Cash App founder Bob Lee murder suspect pleads not guilty
Nima Momeni, a fellow tech executive, entered the plea in a San Francisco court.
The suspect in the murder of Cash App founder Bob Lee pleaded not guilty in a San Francisco court on Thursday.
Nima Momeni, a fellow tech executive, has been accused of killing Lee last month with a kitchen knife after driving him to a secluded area.
The judge ordered Momeni to be held without bail.
Paula Canny, the defense attorney for Momeni, said after the hearing that Lee's death arose from a mix of self-defense and accidental harm.
"There was no premeditation," Canny said.
Rejecting that account, San Francisco District Attorney Brooke Jenkins said Momeni intended to kill Lee.
"We believe this was an intentional killing," Jenkins said. "Mr. Momeni's DNA is on the handle of that knife."
Jenkins said that Momeni poses a flight risk because he is a person of means and "anyone that's capable of violently killing someone is a public safety risk."
Momeni, 38, appears to be the owner of an Emeryville, California-based company called Expand IT.
Lee, an executive at cryptocurrency firm MobileCoin, was killed in the early morning hours on April 4 in the San Francisco neighborhood of Rincon Hill, the San Francisco Police Department said last month.
During the previous afternoon, Lee spent time with Momeni's sister and a witness, who identified him or herself as a close friend of Lee, prosecutors said.
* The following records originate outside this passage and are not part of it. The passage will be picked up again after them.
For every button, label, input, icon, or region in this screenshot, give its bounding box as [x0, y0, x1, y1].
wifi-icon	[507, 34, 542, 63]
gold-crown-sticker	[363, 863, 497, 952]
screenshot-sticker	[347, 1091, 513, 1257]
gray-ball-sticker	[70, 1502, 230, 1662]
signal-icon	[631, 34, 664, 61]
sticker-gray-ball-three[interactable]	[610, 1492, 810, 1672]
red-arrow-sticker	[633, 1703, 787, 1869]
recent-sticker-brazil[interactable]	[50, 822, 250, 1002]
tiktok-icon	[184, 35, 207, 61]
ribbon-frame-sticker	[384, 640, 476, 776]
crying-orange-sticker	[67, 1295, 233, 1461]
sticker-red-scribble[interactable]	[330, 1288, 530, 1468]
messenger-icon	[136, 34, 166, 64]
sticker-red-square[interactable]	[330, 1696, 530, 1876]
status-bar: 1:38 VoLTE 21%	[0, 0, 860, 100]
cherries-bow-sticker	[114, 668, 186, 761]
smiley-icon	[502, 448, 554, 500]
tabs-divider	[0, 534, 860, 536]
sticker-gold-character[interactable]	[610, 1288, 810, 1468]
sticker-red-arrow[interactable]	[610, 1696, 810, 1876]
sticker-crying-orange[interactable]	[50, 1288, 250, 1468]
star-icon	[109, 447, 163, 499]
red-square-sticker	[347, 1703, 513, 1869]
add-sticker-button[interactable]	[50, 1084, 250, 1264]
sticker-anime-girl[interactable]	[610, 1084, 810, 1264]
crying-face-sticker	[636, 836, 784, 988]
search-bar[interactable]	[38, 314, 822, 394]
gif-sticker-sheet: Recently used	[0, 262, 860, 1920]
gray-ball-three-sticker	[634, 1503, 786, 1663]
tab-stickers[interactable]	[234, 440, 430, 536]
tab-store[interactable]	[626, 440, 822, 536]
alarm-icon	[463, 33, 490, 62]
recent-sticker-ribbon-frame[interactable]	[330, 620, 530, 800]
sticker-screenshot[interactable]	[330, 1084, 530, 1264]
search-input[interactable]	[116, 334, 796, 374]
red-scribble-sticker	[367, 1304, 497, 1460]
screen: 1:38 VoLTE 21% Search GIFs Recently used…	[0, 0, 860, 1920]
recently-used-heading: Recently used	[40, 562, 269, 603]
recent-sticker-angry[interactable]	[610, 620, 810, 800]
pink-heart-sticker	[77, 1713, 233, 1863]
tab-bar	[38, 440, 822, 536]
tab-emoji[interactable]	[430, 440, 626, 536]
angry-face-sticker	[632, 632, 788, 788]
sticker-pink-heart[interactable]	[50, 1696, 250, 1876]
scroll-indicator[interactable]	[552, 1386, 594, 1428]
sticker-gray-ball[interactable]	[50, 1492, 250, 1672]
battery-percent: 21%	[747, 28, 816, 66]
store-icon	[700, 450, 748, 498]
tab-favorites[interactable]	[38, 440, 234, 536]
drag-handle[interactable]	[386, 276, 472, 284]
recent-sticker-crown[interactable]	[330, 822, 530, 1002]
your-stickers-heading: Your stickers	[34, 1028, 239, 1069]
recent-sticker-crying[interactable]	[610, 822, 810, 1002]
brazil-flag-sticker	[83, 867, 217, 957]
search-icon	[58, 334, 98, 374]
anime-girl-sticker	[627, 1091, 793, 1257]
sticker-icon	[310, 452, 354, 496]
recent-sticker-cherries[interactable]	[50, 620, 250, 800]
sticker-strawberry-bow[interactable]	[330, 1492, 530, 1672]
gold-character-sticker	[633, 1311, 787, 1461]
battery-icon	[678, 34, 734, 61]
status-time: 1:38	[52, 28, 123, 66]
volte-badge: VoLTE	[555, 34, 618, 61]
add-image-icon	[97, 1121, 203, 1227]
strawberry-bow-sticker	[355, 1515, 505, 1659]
Prosecutors have not named the witness.
Later in the day, at Lee's hotel room, he had a conversation with Momeni in which he asked Lee about whether his sister was "doing drugs or anything inappropriate," the witness told the police, according to the document.
Lee reassured Momeni that nothing inappropriate had taken place, the witness said to police.
Early the following morning, at about 2 a.m., camera footage showed Lee and Momeni leaving Lee's hotel and getting into Momeni's car, a BMW Z4, prosecutors said.
Video showed the BMW drive to a secluded and dark area where the two men got out of the car. Momeni "moved toward" Lee and the BMW drove away from the scene at high speed, according to the court document.
Police later found a roughly 4-inch blade at the scene that appeared to have blood on it, the document said.
The doctor who conducted the autopsy found that Lee had been stabbed three times, including one strike that penetrated his heart, the document said.
London Breed, the mayor of San Francisco, said in a statement to ABC News last month that Lee's death marks a "horrible tragedy."